4.1.2 Para Pendiri Dan Anggota Pengurus Jiffest

Menjelang tahun ke dua belas keberhasilan JIFFest, tidak lepas dari peranan penting para pemrakarsa. Sampai saat ini telah banyak film dari berbagai negara yang mengikuti festival ini. Puluhan bahkan ratusan film pertahunnya yang diikut sertakan dalam festival bergengsi ini. JIFFest juga banyak menciptakan para sineas muda yang handal dan mengharumkan nama bangsa di mancanegara. Ditangan Natacha Devillers dan Shanty Harmayn yang mencetuskan Jakarta International film festival atau yang sering disebut dengan JIFFest. JIFFest melangkah sangat pesat menyaingi festifal film serupa di negara lain, bahkan

JIFFest merupakan ajang festival perfilman international terbesar di Asia Tenggara. Tidak hanya itu, Christine Hakim yang sering dikenal sebagai aktris papan atas Indonesia juga merupakan salah satu keluarga besar JIFFest yang turut serta membesarkan festival ini.

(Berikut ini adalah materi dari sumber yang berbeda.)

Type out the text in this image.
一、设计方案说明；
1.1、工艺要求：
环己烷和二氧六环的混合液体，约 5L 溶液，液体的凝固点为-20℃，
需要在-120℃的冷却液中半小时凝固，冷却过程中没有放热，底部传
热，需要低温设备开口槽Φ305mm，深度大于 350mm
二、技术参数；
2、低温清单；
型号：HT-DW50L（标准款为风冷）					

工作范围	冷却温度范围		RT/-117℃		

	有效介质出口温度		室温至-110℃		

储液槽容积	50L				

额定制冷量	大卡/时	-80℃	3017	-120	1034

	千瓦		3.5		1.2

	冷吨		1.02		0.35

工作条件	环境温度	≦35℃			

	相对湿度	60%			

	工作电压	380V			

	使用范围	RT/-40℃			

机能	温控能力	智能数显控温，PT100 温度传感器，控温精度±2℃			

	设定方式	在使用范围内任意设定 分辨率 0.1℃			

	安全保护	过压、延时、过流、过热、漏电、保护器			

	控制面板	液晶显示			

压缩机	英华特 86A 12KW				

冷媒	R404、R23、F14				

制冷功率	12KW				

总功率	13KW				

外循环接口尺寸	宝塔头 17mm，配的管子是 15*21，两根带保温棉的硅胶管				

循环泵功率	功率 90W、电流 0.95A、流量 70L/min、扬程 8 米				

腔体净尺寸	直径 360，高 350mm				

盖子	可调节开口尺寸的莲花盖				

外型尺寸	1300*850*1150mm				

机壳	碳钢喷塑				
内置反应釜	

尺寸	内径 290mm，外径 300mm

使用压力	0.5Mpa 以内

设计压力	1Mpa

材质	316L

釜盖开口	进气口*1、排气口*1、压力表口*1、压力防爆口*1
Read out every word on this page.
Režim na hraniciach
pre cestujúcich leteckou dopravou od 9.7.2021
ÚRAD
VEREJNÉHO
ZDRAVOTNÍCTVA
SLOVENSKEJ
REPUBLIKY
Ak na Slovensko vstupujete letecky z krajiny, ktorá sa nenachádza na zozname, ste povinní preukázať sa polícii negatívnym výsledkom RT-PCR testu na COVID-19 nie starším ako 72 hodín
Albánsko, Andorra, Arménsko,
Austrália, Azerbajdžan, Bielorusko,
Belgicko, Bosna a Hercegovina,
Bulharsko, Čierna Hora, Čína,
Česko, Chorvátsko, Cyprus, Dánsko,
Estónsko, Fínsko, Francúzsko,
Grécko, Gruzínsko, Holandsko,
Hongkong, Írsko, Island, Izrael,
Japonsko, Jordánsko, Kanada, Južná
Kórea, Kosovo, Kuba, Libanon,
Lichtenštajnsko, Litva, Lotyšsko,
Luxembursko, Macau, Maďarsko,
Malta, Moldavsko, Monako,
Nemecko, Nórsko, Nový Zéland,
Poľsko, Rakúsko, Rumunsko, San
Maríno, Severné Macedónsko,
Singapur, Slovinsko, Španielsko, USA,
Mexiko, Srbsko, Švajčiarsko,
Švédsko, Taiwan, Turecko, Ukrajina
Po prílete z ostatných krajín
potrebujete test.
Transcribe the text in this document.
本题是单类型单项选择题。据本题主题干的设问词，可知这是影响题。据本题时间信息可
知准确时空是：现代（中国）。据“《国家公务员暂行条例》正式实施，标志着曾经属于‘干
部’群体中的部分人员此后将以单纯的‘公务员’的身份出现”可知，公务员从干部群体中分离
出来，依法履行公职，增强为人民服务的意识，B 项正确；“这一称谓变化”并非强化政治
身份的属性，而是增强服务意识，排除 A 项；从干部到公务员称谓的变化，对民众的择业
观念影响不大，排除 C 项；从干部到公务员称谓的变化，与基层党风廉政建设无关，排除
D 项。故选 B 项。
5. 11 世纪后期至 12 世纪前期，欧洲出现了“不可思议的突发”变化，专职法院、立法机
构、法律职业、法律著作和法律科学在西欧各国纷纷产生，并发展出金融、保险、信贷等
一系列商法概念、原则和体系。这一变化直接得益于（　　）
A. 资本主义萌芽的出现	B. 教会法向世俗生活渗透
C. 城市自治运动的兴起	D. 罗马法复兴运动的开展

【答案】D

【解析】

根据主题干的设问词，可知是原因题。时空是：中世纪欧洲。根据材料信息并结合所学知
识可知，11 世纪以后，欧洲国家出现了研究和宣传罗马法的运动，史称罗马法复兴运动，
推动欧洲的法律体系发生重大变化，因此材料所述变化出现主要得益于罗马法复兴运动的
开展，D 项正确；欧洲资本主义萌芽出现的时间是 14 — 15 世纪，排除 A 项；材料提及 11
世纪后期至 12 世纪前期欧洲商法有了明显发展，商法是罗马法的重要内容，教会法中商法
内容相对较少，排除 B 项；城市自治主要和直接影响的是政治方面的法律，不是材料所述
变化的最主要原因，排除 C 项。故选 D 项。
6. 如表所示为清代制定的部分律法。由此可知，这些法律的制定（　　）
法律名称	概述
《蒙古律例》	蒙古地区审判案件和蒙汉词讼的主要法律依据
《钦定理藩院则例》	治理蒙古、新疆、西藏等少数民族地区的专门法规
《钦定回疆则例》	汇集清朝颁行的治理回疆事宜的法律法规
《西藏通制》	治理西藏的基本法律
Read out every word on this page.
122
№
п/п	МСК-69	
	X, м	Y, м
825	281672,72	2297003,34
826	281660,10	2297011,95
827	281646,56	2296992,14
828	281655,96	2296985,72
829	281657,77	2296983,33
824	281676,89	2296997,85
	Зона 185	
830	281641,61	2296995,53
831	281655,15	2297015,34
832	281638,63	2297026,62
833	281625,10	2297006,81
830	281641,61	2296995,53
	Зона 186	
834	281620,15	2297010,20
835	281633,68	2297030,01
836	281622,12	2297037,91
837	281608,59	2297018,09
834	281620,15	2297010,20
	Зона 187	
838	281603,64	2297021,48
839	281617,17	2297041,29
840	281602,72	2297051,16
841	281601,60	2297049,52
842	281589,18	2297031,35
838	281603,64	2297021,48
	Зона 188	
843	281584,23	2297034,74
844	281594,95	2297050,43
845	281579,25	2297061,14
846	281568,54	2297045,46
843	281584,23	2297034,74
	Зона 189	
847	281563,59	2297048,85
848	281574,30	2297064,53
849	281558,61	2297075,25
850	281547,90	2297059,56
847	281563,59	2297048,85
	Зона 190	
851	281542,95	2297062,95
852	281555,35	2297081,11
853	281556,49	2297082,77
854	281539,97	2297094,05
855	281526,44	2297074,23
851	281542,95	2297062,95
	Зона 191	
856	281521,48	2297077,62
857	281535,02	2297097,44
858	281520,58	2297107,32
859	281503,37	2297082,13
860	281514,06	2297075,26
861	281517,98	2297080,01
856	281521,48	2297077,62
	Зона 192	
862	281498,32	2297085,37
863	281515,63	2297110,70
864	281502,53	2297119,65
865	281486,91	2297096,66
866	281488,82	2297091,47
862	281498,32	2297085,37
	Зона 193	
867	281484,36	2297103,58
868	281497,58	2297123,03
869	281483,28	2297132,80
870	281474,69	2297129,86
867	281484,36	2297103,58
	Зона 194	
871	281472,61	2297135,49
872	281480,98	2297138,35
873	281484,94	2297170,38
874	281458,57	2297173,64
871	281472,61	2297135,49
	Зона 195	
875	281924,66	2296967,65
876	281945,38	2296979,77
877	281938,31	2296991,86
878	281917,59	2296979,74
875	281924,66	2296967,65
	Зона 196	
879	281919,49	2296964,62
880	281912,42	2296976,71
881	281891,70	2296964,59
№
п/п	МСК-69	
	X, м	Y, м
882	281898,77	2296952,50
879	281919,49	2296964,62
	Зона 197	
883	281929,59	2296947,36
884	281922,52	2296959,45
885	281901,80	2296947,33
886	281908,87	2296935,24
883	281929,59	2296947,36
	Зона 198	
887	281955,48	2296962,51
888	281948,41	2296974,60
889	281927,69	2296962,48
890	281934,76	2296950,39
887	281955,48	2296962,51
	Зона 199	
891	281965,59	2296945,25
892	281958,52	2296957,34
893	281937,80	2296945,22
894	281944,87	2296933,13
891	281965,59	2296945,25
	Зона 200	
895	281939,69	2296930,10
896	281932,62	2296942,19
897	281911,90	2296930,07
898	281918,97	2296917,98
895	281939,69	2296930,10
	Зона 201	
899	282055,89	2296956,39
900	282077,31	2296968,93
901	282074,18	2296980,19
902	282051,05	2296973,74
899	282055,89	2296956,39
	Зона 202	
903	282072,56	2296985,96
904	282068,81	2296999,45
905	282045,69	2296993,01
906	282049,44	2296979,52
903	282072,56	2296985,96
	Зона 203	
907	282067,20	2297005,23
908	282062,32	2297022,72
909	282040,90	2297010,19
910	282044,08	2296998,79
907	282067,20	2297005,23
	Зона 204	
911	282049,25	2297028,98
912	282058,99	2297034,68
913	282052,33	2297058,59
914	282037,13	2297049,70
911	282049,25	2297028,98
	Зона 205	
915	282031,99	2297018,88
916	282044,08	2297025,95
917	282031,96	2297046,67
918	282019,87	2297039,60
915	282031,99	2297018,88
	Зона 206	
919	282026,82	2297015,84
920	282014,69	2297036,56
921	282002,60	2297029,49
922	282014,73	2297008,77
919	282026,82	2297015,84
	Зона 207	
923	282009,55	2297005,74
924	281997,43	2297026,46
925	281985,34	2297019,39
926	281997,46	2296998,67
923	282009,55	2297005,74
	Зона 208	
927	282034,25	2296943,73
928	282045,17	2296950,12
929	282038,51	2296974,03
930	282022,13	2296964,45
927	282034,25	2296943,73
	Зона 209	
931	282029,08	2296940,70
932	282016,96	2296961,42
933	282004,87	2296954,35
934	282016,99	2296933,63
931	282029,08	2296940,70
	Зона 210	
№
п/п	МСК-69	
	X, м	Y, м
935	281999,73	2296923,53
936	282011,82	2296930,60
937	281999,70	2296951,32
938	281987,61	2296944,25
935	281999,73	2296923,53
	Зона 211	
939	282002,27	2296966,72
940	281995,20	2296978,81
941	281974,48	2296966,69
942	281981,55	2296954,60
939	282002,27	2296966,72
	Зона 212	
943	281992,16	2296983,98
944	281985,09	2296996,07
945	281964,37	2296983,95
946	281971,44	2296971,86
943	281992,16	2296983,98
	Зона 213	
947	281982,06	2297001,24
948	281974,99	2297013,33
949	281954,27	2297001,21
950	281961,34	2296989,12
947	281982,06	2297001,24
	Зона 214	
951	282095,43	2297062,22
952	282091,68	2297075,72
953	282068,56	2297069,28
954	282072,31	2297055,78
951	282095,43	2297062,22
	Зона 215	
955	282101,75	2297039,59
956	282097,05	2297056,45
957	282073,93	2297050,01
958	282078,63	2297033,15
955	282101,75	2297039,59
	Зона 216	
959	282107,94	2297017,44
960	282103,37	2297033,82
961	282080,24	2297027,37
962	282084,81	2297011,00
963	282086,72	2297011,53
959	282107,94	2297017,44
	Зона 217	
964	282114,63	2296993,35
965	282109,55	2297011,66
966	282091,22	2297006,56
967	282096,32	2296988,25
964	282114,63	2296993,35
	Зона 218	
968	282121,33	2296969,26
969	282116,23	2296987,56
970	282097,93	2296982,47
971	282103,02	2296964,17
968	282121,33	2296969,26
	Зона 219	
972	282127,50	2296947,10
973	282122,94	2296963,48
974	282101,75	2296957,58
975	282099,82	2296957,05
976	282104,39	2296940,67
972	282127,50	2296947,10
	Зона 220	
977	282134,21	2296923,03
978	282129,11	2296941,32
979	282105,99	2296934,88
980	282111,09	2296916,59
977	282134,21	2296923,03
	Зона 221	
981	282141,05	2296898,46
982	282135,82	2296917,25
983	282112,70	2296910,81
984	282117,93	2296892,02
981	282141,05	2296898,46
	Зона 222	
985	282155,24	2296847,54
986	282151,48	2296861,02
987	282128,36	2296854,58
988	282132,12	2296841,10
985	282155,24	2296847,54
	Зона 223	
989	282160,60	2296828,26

Selain itu ada Lalu Roisamri, belajar Ilmu Komunikasi di Universitas Gajah Mada, Yogyakarta, dan berlanjut dengan menekuni Analisa Film di Kajian Media, Institut Kesenian Jakarta dan saat ini menjabat sebagai Direktur Festival. Nauval Yazid Meraih gelar Bachelor of Arts dari National University of Singapore pada tahun 2002 dari jurusan English Language (Linguistik) dan Ilmu Teater yang menjabat sebagai Manajer Festival. Varadila Meraih gelar sarjana dari jurusan Komunikasi Massa Fakultas Ilmu Sosial dan Ilmu Politik, Universitas Indonesia Selain di JiFFest, beliau juga aktif terlibat sebagai Manajer Program Minikino, sebuah komunitas film pendek Indonesia, saat ini menjabat Manajer Program. Teddy Satrio W lulus dari Universitas Indonesia, Fakultas Ilmu Sosial dan Ilmu Politik jurusan Kriminologi. Kemudian ia melanjutkan studinya ke School of Communications and Arts, Edith Cowan University Perth,dan saat ini menjabat sebagai website officer. Felia Salim, Chandra Tanzil, Goenawan Mohamad, Lorna Tee selaku penasehat.